Las Vegas Sun

April 23, 2024

With too few crossing guards, NLV shifts focus

Crossing guard

Justin M. Bowen

Tina Lucero, 83, leads children from Herron Elementary School in North Las Vegas safely across the street after school Tuesday. The city is moving guards from middle schools to elementaries.

Shari Buck

Shari Buck

Walt Rulffes

Walt Rulffes

Three weeks into the new school year, North Las Vegas doesn’t have enough crossing guards for all of its public schools because of a hiring freeze. The shortage is 24 guards.

So guards are being reassigned from middle schools, which typically teach students ages 11 to 13, to elementary schools, with students as young as 5. High schools generally do not have crossing guards.

There are 29 elementary schools and seven middle schools in the city, which is a separate municipality from Las Vegas and Henderson but part of the Clark County School District.

In an e-mail message Friday to a city councilman, a principal expressed concern.

Ken Sobaszek, principal of Findlay Middle School on West Tropical Parkway near Commerce Street, said he had learned that day “our crossing guards would no longer be working with us ... This is quite alarming for a number of reasons.”

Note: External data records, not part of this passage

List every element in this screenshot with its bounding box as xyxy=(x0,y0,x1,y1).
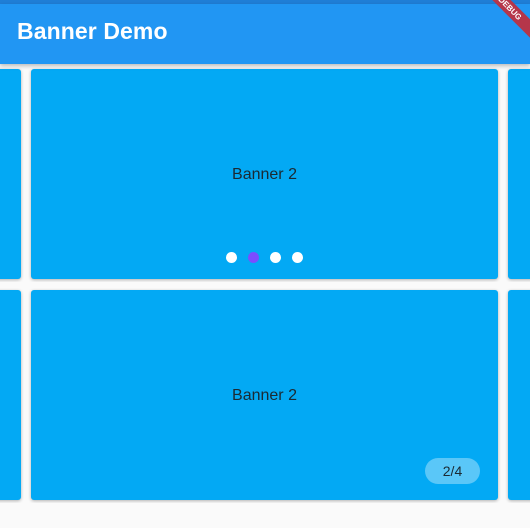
banner-slide-current[interactable]: Banner 2 xyxy=(31,69,498,279)
banner-slide-previous[interactable] xyxy=(0,290,21,500)
banner-slide-next[interactable] xyxy=(508,69,530,279)
page-counter-badge: 2/4 xyxy=(425,458,480,484)
banner-slide-label: Banner 2 xyxy=(232,387,297,404)
banner-slide-next[interactable] xyxy=(508,290,530,500)
app-bar: Banner Demo xyxy=(0,4,530,64)
banner-slide-label: Banner 2 xyxy=(232,166,297,183)
app-bar-title: Banner Demo xyxy=(17,18,168,44)
page-dot-4[interactable] xyxy=(292,252,303,263)
banner-slide-previous[interactable] xyxy=(0,69,21,279)
banner-carousel-counter[interactable]: Banner 2 2/4 xyxy=(0,287,530,503)
page-indicator-dots xyxy=(31,252,498,263)
banner-slide-current[interactable]: Banner 2 2/4 xyxy=(31,290,498,500)
page-dot-3[interactable] xyxy=(270,252,281,263)
page-dot-2-active[interactable] xyxy=(248,252,259,263)
banner-carousel-dots[interactable]: Banner 2 xyxy=(0,66,530,282)
page-dot-1[interactable] xyxy=(226,252,237,263)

He said Commerce Street is potentially dangerous. “Drivers do not always observe the 15-mph school zone before and after school,” Sobaszek wrote. “In addition, parents double park, making it difficult for other drivers to see students attempting to cross the street.”

The North Las Vegas Police Department hires, trains, pays and assigns crossing guards.

Police spokeswoman Chrissie Coon said guards are being shifted “to basically give the younger children the priority, because they need the most help.”

She said to match last year’s coverage of middle and elementary schools, the city would need 129 crossing guards and, as of Tuesday, it had 105.

The City Council is scheduled to address the shortage Oct. 6.

Coon said the hiring freeze, begun in December 2009, has left positions unfilled.

Police officials will seek council approval for an exemption from the hiring freeze for crossing guards at the Oct. 6 meeting.

Coon said the department’s school crossing-guard coordinators are working with schools to notify parents. “It’s not a matter of we don’t want them there,” Coon said. “It’s a matter of we have to prioritize.”

Like other localities in Nevada, North Las Vegas has made budget cuts because of the recession, an exodus of city residents and a drop in tax collections. In June, the city eliminated nearly 200 positions.

Mayor Shari Buck said she is working with parent groups and the School District.

Parents might be able to volunteer as temporary crossing guards, she said, and perhaps the district can find money somewhere to hire guards.

But Superintendent Walt Rulffes seemed to shut the door on helping North Las Vegas.

“The district has no jurisdiction on public streets, nor is funding available,” he wrote in an e-mail message. “CCSD is facing massive cuts and will not take over crossing guards on public streets.”

However, if a child is hurt at a middle school without a crossing guard, the parents might sue, Buck said. “It’s a liability issue,” she said. “We’re trying to find a solution.”

She noted her city has troubles too — it must still balance its upcoming $149 million budget and faces a $25 million deficit.

And even with a waiver of the hiring freeze, two new schools — Vincent L. Triggs Elementary and Ruby Duncan Elementary — won’t have crossing guards. Traffic studies are required before guards can be assigned.

William Robinson, mayor pro tem, and Councilman Richard Cherchio expressed confidence that the five-member council would lift the hiring freeze.

Ruben Murillo, president of the Clark County Education Association, which represents most of the district’s 18,000 teachers, fears the situation has reached a crisis.

“All it takes is one student to get hit or killed to show the importance of a school crossing guard,” he said. “Drivers in Las Vegas are horrible.”

Moving crossing guards from helping older students to younger students “should be a last resort,” Murillo said. “Eleven years old is still pretty small.”

He added: “Every year there seems to be a shortage of crossing guards. It’s kind of unfortunate they waited this late in the game.”

There is high turnover among crossing guards, so they must be replaced often, Coon said. The position offers $9 an hour for three hours of work a day, with no health or other benefits.

“They’re often elderly, retired people, stay-at-home moms and people who just want to help children,” she said.